The world of speakers or portable speakers is quite busy, but it is fair to admit that while there is a whole lot of industrial design innovation, it is much rarer to see projects that aim to bring innovation at a more fundamental level. The Mass-Fidelity “Core” speaker has been built around the concept of wave synthesis, which is the idea that it is possible to create (or synthesize) virtual acoustic sources with an array of individual speakers. Virtual sound sources are the result of sound waves colliding in midair and combining to create the final sound wave. In some sense, you could think of it as an “audio hologram”.
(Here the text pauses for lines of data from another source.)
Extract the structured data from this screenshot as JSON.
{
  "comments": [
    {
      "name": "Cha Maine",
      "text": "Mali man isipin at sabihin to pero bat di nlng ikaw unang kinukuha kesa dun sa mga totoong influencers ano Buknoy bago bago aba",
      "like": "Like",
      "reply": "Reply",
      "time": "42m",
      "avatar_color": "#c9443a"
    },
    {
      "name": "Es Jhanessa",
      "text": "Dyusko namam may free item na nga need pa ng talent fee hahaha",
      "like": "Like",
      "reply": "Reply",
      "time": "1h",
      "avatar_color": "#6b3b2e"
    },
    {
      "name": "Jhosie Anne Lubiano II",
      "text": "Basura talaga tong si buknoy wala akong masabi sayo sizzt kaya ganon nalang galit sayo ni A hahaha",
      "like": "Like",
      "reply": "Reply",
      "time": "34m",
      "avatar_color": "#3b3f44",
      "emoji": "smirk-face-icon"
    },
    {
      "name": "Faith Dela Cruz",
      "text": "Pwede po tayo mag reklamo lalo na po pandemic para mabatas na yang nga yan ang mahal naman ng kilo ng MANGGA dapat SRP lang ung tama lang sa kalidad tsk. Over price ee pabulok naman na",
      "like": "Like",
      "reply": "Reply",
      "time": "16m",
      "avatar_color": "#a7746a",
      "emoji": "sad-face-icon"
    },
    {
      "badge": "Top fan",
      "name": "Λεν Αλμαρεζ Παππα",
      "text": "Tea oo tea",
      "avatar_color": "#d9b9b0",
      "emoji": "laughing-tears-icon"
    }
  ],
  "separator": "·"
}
Obviously, this is easier said than done, and you can read about the theory if you are curious, but needless to say that the application is more complex than this. I spoke to Ben Webster, the founder of Mass Fidelity and he told me that although his speaker is based on this technique, his team had to work really hard to get some of the benefits of wave synthesis, but only with a limited number of base speakers.
Since I can’t vouch for the science behind the product, the next best thing was to listen to a demo and hear what the benefits would be to end-users. We did not have the best demo venue, but the sound output was impressive – not because it was particularly loud and powerful (it is more than sufficient), but because the sound seemed to come from about 3 or 4 feet above the speaker – Mass Fidelity’s Core is very impressive, and sounded well beyond “Stereo” as most people know it, and we were not even using the optional sub-woofer.
Like every speaker, the Core speaker remains affected by its environment. The sound is better indoors than it is outdoors. I was however surprised by the fact that I could move around the speaker source, and would not perceive any significant change in how the music was played back. Usually your position relative to the speaker does affect how the sound is perceived.
The industrial design of the speaker itself is nice, but I have seen a prototype and not the final piece, which will use different materials. I think that the one I was playing with was like a “devkit” of sorts.
On the technical side, and audio aside, Mass Fidelity’s Core is designed to work as a stand-alone unit, or as a swarm in a multi-room setup. It does not require a home WIFI because it creates its own network. It is possible to play the same audio stream in all rooms of the house, or a user can take control of a specific unit and play another stream.
There is no need to download an app, which I thought was really nice because this is an appliance which should be simple. Users can take control of a unit via NFC (proximity) and the idea is that if you can get close enough to the speaker, then you should be able to control it. It’s simple and elegant.
If you want to, you can even connect the Core to your TV and use it as a sound bar of sorts. I suspect that it will easily beat the speaker system of most televisions (it’s not designed to be used as a surround-sound setup, if you wonder. I asked.). In fact, there are plenty of IO ports in the back, from analog to optical. If you want to take it outdoors, no problem, there’s an integrated battery that is big enough to play music for 12 hours with a relatively loud setting.
I was very interested in hearing how it sounds like, and it was definitely worth experiencing. You don’t have to be a picky audiophile to feel the difference. The Core wireless speaker system is an IndieGogo project that is launching today.